Fourier solution

With the Vesuvius example we have used a numerical method to solve a problem that has an ``analytic solution''. Actually, it has an algebraic solution in Fourier space. For practical purposes this is wonderful because it means we can have a solution on a very large mesh. The cost is only about linear (actually $N\log N$) in the number of grid points while iterative solvers are much more costly. Let us now look at the ``analytic'' solution. Our least squares regression (73) takes the form  

$$\bold 0 \quad\approx\quad \bold{\nabla} \bold \phi \ -\ \bold d$$ (83)

The shortcut to the least squares solution is to apply the adjoint operator. The adjoint to the gradient $[\bold{\nabla}]$is the vector divergence $[\bold{\nabla} \cdot]$.The divergence of the gradient is the negative of the Laplacian. So, we get

$$\bold 0 \quad=\quad \nabla^2 \bold \phi \ +\ \bold{\nabla} \cdot \bold d$$ (84)

Let us visualize this equation in physical space and in Fourier space. In physical space $\bold{\nabla}^2$ is a convolutional operator. In Fourier space it is -(k_x²+k_y²). We can solve simply by dividing by -(k_x²+k_y²) whereas inverting the matrix $\bold{\nabla}^2$(which happens implicitly with conjugate gradients) would be a very big production. Thus, the analytic solution is

$$\phi(x,y) \quad=\quad -\ \bold{ FT}^{-1} { { \bold{ FT} \ \ \nabla\cdot \bold d }\over{ k_x^2+k_y^2 } }$$ (85)

where $\bold{ FT}$ denotes 2-dimensional Fourier transform over x and y.

Instead of representing k_x²+k_y² in the most obvious way, let us represent it in a manner consistant with the finite-difference way we expressed the data $\bold d$. Recall that $-i\omega\Delta t \approx -i\hat\omega\Delta t =1-Z= 1-\exp(-i\omega\Delta t)$which is a Fourier domain way of saying that difference equations tend to differential equations at low frequencies. Likewise a symmetric second time derivative has a finite-difference representation proportional to (-2+Z+1/Z) and in a two-dimensional space, a finite-difference representation of the Laplacian operator is proportional to (-4+X+1/X+Y+1/Y) where $X=\exp(ik_x\Delta x)$ and $Y=\exp(ik_y\Delta y)$.
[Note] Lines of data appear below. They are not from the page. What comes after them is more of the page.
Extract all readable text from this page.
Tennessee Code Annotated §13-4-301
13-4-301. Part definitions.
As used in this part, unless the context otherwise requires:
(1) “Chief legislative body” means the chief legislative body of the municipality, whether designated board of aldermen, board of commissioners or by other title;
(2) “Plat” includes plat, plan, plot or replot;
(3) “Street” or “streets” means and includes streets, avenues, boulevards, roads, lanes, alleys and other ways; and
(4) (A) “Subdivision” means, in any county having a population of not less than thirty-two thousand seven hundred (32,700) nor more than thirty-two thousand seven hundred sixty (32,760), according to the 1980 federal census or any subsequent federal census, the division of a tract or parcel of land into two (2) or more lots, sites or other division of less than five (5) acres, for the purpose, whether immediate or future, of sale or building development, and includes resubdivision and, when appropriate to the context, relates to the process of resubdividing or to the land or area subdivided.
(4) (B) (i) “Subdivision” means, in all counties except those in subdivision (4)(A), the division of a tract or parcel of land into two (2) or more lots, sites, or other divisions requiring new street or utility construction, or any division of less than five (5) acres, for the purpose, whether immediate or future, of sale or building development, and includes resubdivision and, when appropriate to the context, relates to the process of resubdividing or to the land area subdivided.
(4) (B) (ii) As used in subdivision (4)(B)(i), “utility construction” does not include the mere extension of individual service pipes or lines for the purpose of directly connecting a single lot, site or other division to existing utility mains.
Fourier solutions have their own peculiarities (periodic boundary conditions) which are not always appropriate in practice, but having these solutions available is often a nice place to start from when solving a problem that cannot be solved in Fourier space. For example, suppose we feel some data values are bad and we would like to throw out the regression equations involving the bad data points. We could define a weighting matrix starting from an identity matrix and replacing some of the ones by zeros. This defines $\bold W$.Now our regression (83) becomes

$$\bold 0 \quad\approx\quad \bold W \ (\bold{\nabla} \bold \ph... ...) \eq (\bold W \ \bold{\nabla}) \bold \phi \ -\ \bold W \bold d$$ (86)

This is a problem we know how to solve, a regression with an operator $\bold W\nabla$ and data $\bold W \bold d$.The weighted problem is not solveable in the Fourier domain because the operator $(\bold W\nabla)'\bold W\nabla$ has no simple expression in the Fourier domain. Thus we would use the analytic solution to the unweighted problem as a starting guess for the iterative solution to the real problem.

With the Vesuvius data how might we construct the weight $\bold W$? We have available the signal strength (which we have not used). We could let the weight be proportional to signal strength. We also have available the curl, which should vanish. Its non-vanishing is an indicator of questionable data which could be weighted down relative to other data.

The laboratory exercise is new this year so it may contain some unexpected difficulties. We're not sure it leads to clear solutions either. Anyway, you are given the Vesuvius data and all the programs in the book. Additionally, you are given a Fourier solver that produces the analytic solution. Please inspect both the Fourier solver and the solution it gets. Go to the web to see what pictures you can find of Vesuvius. Notice the radial drainage patterns on the amplitude of the original complex numbers. It is a little disturbing that we don't see these drainage patterns on the phase data (or maybe you can see them a little?). Any thoughts you have on that issue are certainly welcome. Any other thoughts you have on this lab are certainly welcome. This data is fun so we'd like to get this lab better focused for next year.